Glasgow Daily Times, Glasgow, KY

Local News

May 3, 2014

BAVEL is better for some students

Graduates receive a virtual education

GLASGOW — Alex Cruz has been home-schooled all of his life, so it is natural for him to attend a virtual high school.

Cruz, of Bowling Green, first enrolled in Beacon Academy in Warren County, but switched to the Barren Academy of Virtual and Expanded Learning, or BAVEL, three years ago because of the course offerings.

“I was able to take a lot of tech-related classes (through BAVEL),” he said.

On Thursday, Cruz sat in the first row of seats at the Plaza Theatre waiting for graduation practice to begin. He and fellow BAVEL students will graduate at 6 p.m. May 31.

After high school, Cruz wants to attend college and study technology.

“I hope to be a software engineer,” he said.

Seated near him was Taylor McIntyre of Fountain Run, who has been a BAVEL student for about two years.

“I just didn’t like the high school environment,” she said about why she switched to the virtual high school.

By attending BAVEL, she is able to work more hours than if she attended a typical high school and has saved enough money to buy a car.

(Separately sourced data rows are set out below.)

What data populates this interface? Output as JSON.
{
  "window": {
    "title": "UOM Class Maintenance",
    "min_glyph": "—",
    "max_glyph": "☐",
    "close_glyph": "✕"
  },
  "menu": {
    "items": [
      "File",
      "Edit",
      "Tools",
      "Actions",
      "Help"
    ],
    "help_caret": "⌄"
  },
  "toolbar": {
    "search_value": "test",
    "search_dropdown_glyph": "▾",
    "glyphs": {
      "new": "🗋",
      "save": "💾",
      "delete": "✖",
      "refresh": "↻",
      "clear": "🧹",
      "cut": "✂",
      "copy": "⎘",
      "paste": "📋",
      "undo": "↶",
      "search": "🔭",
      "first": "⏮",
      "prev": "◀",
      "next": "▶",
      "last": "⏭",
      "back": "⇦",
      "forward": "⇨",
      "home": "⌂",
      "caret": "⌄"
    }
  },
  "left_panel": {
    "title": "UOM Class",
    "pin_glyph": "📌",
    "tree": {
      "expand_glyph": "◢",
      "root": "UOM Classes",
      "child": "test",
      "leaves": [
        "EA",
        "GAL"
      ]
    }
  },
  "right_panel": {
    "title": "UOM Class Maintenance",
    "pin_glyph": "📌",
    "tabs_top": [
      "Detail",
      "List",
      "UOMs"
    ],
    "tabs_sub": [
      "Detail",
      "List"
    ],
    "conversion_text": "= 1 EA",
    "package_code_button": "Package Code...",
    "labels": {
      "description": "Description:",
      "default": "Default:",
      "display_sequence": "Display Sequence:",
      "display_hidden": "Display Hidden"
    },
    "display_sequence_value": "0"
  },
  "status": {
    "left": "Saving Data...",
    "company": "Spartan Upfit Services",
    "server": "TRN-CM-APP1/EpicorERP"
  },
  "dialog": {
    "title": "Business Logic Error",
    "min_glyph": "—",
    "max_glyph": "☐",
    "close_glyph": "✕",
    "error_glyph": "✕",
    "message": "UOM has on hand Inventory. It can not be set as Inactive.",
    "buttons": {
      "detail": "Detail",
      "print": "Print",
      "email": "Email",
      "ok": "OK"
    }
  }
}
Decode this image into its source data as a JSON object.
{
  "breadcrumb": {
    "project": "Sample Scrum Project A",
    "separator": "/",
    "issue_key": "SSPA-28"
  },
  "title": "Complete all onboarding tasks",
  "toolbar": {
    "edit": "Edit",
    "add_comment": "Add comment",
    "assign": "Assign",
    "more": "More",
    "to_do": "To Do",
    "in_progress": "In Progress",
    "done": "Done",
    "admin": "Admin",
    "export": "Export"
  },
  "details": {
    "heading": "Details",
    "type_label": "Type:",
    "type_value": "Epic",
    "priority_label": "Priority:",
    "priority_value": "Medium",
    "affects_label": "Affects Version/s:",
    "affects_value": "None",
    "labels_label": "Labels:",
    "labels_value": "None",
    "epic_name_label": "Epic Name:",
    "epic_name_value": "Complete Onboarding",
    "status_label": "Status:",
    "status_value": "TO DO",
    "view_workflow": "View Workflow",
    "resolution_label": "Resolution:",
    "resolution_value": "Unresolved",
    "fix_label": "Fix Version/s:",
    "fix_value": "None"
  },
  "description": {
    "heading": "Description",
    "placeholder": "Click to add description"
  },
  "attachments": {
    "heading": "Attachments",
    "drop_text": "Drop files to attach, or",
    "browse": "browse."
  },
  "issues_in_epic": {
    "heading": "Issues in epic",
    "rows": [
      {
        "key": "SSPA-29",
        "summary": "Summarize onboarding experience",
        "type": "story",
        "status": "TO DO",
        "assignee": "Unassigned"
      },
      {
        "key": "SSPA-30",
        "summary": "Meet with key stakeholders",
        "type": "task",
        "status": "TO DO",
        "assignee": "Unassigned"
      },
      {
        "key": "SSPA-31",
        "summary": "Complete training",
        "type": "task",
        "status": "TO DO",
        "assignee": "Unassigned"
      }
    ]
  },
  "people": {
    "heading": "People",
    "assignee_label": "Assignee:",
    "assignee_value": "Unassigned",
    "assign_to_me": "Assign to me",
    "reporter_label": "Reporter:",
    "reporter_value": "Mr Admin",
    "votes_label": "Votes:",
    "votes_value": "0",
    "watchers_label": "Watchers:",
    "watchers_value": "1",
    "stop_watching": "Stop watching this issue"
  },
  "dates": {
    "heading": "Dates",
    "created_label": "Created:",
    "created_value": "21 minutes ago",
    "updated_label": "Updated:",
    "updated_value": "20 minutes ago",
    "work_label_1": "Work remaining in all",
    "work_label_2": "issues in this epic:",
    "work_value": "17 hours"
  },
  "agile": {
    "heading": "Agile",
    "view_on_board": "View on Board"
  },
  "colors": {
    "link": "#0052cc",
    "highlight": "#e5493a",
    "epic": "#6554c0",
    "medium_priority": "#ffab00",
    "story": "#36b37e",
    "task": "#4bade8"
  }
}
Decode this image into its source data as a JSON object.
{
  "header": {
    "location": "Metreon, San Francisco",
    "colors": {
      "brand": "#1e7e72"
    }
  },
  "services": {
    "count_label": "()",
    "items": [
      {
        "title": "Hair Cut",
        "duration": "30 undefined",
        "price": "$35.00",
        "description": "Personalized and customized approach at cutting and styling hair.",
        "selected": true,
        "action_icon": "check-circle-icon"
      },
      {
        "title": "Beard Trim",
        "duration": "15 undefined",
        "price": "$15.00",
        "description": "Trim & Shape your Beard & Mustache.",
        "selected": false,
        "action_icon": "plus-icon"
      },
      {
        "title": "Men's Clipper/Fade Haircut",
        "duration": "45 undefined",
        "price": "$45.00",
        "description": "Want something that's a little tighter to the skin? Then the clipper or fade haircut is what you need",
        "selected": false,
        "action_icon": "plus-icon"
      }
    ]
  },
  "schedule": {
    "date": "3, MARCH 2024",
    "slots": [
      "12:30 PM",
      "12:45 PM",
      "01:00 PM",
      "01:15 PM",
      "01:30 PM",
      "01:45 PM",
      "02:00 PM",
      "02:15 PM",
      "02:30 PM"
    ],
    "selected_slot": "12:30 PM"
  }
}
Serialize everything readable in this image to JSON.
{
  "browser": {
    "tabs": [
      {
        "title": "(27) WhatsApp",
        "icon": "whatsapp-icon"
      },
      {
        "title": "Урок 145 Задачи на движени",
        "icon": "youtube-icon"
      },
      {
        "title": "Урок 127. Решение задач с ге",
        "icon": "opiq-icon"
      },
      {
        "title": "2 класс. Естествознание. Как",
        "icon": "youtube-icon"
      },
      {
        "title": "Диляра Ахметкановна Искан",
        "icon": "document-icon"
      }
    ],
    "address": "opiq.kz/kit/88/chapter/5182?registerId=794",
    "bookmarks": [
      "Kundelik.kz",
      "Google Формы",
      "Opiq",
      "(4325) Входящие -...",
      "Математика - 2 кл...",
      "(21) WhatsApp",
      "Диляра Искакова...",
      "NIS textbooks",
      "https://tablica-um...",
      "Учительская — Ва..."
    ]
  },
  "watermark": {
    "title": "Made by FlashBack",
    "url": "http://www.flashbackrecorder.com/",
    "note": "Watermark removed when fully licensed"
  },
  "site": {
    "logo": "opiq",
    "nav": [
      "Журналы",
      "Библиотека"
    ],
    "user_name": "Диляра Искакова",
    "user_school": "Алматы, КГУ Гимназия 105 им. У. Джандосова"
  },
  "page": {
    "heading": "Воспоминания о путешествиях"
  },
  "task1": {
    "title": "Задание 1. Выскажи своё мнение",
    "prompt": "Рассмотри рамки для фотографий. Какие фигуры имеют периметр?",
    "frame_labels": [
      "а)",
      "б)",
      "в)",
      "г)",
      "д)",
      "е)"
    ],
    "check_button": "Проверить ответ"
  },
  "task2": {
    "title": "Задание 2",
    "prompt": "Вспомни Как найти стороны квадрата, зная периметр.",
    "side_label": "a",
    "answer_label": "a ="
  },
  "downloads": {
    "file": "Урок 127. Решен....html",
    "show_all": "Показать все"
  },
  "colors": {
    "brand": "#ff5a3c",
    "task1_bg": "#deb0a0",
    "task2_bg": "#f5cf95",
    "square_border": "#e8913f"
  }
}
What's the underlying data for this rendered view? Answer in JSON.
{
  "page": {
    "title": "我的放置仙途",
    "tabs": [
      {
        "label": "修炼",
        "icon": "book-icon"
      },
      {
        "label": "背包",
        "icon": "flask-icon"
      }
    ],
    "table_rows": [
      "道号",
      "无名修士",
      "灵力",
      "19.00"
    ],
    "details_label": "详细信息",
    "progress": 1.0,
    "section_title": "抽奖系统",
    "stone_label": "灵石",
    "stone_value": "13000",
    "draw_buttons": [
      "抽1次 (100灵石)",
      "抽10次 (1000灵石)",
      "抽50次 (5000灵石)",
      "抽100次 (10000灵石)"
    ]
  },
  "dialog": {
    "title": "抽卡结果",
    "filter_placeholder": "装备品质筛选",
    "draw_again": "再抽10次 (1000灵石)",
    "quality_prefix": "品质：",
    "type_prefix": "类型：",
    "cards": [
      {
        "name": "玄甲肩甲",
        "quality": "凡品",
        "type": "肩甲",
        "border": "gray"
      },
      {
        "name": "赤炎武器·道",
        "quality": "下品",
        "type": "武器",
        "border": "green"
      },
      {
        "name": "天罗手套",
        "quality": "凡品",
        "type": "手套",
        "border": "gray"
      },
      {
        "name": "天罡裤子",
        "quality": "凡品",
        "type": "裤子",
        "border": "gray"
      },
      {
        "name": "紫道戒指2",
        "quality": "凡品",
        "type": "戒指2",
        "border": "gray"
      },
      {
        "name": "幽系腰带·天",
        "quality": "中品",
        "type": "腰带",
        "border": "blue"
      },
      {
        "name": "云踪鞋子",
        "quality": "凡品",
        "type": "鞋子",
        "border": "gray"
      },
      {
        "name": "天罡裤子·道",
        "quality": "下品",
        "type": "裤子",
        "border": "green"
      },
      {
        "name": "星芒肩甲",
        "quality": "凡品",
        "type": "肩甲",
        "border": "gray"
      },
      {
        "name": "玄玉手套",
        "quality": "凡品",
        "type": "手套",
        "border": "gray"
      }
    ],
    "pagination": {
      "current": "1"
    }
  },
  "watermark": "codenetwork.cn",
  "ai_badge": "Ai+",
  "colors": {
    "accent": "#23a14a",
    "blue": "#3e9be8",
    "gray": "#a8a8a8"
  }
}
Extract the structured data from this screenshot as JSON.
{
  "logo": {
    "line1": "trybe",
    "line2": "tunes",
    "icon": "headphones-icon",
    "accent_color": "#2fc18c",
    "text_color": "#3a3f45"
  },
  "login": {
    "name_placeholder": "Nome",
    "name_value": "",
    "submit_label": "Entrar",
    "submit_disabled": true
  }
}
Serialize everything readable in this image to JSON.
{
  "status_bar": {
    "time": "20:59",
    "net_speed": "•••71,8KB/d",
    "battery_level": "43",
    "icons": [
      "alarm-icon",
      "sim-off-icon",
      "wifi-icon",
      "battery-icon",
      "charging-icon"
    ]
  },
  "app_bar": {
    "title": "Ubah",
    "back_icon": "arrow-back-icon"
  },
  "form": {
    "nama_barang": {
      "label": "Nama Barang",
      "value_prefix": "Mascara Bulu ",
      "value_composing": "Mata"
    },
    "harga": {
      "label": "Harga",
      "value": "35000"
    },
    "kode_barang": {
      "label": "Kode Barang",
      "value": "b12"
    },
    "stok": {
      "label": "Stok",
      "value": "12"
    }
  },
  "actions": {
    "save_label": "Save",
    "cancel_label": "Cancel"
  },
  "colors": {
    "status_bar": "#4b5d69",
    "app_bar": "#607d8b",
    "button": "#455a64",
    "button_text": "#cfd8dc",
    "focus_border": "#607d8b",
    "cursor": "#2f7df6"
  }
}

BAVEL also allows her to work at her own pace.

After high school, McIntyre plans to attend Southern Kentucky Community and Technical College and pursue a career as a veterinary technician.

 BAVEL has an enrollment of 426 students, both full-time and part-time. It was established in 2004 as a dropout prevention program, but the identity of the school has changed.

“We have students from all across the board just like any other high school,” said Melinda Owens, co-director of the school. “We’ve got students who are at risk of dropping out. We’ve got national merit finalists. We’ve got those students who are just your good average students who are wanting a good education.”

The school recently beat national averages on multiple key tests in 2013, specifically PLAN and EXPLORE, with the largest margins occurring in mathematics, science, reading, English and rhetorical skills, according to a press release from Florida Virtual School.

The PLAN test is a pre-ACT exam that was given to 10th-graders in the fall of 2013, testing in English, math, reading and science areas.

The national average composite score for the PLAN was 17.2, but BAVEL students had a composite score of 19.4, ranking them high among nonvirtual high school students in the state.  

“If you take that 19.4 score and go back and compare that to what the state has published on that, their 19.4 ties for sixth place in the state with other scores,” said Scott Harper, director of instruction for Barren County Schools.

BAVEL students also scored better than the national average on the EXPLORE exam, which was also given to eighth-graders in the fall of 2013. The national average EXPLORE score was 15.5, but BAVEL students had a composite score of 17.4, he said.

The students’ success on the tests can be attributed to a number of factors.

“I think a lot of it has to do with not only the motivation of our students … (but) the curriculum we offer our students,” said Phillip Napier, co-director of BAVEL. “It is rigorous. It requires them to put in a lot of thought (into their work).”

BAVEL students are often required to collaborate with fellow students on projects and assignments. The classwork BAVEL students do can’t always be finished in one or two hours.

“It’s not just multiple-choice questions,” Napier said. “They have to do a lot of real-world thinking.”

He also attributed the students’ success to reading material and analyzing, much as they do when taking the PLAN and EXPLORE tests.

“Our students are doing that every day,” Napier said. “I think that’s what attributes to those high scores there. Those are skills they are using every day.”